The interior pavement inside the house, the restaurant, the wine cellar, the equestrian club and a part of the exterior pavement in the courtyard are made from existing stone from the estate. Upon the excavation of soil for a basement in 2005 this stone was uncovered, cut, formatted and brushed - for reuse in the interior space. Upon restoration the whole wooden ceiling construction was removed and replaced with a concrete plate. A wooden joist was sent for dendrological testing to the biotechnical faculty, University of Ljubljana to determine the age. The chestnut and oak position analysis revealed the actual age of the wood, which was cut down in 1649 and integrated in the ceiling construction in 1650. Today it is part of a beam with an adequate certificate, which is on display in the lobby of the old house directly at the entrance. All beams of the old ceiling were sawn down and from them the carpenter made front doors with doorframes and all interior doors of the old house. Inside the house on the front wall a tabernacle was built with a Madona and child from the mid-18th century (the work came from the famous South Tyrolean carving workshop); the Madona constantly watches over the estate and its visitors.

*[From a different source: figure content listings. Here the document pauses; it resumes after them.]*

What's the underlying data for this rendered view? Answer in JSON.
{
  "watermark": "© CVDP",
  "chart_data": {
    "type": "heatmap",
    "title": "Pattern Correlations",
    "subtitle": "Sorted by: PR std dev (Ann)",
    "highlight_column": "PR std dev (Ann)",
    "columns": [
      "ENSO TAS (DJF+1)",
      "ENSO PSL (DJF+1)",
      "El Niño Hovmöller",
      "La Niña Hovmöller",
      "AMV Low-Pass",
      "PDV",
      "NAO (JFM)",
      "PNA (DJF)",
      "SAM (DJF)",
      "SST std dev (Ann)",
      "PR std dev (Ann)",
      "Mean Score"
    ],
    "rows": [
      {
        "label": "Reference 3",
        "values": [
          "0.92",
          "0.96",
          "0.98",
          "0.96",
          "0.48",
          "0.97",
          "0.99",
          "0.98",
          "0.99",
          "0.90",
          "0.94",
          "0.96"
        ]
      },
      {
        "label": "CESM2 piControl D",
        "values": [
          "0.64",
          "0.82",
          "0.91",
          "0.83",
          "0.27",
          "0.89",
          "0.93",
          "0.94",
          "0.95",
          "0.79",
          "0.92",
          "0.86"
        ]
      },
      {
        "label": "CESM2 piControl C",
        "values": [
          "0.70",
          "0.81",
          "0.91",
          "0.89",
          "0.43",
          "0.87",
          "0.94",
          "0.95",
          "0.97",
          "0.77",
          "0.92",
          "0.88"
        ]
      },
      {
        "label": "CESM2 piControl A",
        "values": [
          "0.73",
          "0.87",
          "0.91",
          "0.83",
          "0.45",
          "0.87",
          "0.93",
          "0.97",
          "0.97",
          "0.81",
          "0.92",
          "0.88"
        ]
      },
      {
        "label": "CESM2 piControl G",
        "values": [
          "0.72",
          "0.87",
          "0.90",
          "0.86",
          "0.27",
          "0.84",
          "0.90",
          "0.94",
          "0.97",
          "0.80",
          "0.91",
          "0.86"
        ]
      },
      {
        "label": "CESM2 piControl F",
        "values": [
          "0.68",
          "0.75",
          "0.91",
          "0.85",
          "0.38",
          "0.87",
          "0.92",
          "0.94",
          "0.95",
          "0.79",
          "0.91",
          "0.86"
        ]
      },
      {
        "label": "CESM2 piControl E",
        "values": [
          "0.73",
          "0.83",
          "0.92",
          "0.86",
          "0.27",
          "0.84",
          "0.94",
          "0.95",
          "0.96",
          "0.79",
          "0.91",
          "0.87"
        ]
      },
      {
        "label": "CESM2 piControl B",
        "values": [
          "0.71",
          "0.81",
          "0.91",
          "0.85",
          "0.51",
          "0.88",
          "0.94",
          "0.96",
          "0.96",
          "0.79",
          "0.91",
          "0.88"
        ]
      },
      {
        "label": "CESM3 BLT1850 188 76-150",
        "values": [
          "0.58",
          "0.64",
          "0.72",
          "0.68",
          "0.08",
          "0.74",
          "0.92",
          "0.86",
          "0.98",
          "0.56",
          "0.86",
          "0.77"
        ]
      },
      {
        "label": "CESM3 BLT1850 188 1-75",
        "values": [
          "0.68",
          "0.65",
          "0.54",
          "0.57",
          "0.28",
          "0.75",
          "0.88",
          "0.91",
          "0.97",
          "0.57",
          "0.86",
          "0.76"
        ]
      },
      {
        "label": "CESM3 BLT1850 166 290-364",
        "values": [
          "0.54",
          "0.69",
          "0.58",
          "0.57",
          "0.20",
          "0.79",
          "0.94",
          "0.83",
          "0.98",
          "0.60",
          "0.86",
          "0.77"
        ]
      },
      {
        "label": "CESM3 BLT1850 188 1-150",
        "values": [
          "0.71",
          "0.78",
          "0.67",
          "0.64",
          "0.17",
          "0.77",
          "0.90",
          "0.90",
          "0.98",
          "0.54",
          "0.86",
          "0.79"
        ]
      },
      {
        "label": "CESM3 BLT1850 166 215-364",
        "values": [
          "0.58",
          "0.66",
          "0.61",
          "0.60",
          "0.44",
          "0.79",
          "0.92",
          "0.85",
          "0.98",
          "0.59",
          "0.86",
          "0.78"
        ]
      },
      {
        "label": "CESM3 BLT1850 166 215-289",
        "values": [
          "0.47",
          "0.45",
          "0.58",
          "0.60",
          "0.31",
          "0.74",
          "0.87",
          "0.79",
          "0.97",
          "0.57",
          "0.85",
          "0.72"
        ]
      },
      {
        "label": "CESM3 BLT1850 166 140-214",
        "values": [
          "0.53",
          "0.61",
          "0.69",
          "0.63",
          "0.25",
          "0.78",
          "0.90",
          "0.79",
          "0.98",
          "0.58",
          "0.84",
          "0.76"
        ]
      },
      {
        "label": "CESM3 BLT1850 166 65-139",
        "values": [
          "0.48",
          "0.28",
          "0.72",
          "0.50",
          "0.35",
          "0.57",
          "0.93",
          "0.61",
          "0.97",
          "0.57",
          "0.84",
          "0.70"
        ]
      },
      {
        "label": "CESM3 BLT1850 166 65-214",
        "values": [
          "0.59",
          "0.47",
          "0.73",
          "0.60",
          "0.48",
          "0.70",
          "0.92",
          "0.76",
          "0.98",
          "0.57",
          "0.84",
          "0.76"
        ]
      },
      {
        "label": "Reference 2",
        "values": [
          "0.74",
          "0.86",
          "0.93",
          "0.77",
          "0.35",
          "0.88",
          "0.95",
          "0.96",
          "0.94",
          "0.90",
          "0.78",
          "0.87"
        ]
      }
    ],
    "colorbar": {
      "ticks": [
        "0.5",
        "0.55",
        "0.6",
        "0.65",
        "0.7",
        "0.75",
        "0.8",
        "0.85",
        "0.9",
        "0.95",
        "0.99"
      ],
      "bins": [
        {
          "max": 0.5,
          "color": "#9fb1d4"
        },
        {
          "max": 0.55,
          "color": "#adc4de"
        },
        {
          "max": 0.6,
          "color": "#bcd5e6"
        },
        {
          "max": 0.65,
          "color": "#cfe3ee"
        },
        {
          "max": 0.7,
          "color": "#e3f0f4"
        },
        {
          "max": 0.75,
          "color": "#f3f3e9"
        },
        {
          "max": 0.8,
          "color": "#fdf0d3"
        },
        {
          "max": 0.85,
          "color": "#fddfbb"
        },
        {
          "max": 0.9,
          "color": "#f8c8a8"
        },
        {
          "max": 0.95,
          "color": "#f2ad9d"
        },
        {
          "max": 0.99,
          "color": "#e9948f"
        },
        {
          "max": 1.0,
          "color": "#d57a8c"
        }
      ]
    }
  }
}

Opposite the old house lies the former barn or today’s restaurant with 60 seats. This is visually linked to the fold for horses - a guest in the restaurant can literally watch horses over the glass and feel their energy. The restaurant leads to the wine cellar, which is decorated with a wooden sculpture of St. Martin on horseback from the 18th century. The wine cellar revives the tradition of wine estates and districts, and it’s filled with top class Slovenian and world wines; originating from Australia, South Africa, Argentina, North America and Europe. Besides St. Martin, the wine pledges of Hilari Anderlič also hang on the wall for all to see, from 1612 in the City Council of Ljubljana - Ljubljana wine keeper and citizen, ancestor of the current owners of the estate. Blacksmith fetters in the wine cellar, the lights in the restaurant and suites, as well as locks and keys are all the work of the local master blacksmith's dying craft.
From the restaurant with a wine cellar we move on to the guest chalets. The guest chalets are noted by the quality of a local blacksmith (carpentry) and carpenter crafts (furniture made from local spruce wood). The chalets are built along the pattern of rural rustic architectural heritage of past centuries from the Dolenjska region; one-third of the chalet is built of stone/brick and two-thirds are out of wood - made from dried spruce wood, and inside treated with beeswax. The chalets are covered up with wooden shingles and have wooden shutters and wooden gutters which is nowadays extremely rare. The site encompasses 6 suites with one bedroom and 3 with two bedrooms. They are all heated, as is the whole estate, with a system of wood chips from local forests. Heating equipment and machinery for work on the property is located in the adjacent building next to the horse track.
Between the equestrian club (former cycle workshop for wagons, barrels and mill) and today's toilets (former pigsty) stands a majestic hayrack - a double hayrack from 1884. This hayrack replaced the former one, which was knocked down by a storm due to its rotten wood. The double hayrack was brought from Šmartno pri Litiji, where it was also exhibited, reassembled at its new location on the property and renewed in its full splender. The mighty hayrack consists of two floors, which is unique even for Slovenia - the country of hayracks. With its frontal placement in space, it faces the central courtyard and expresses welcome to all visitors of the Pule Estate.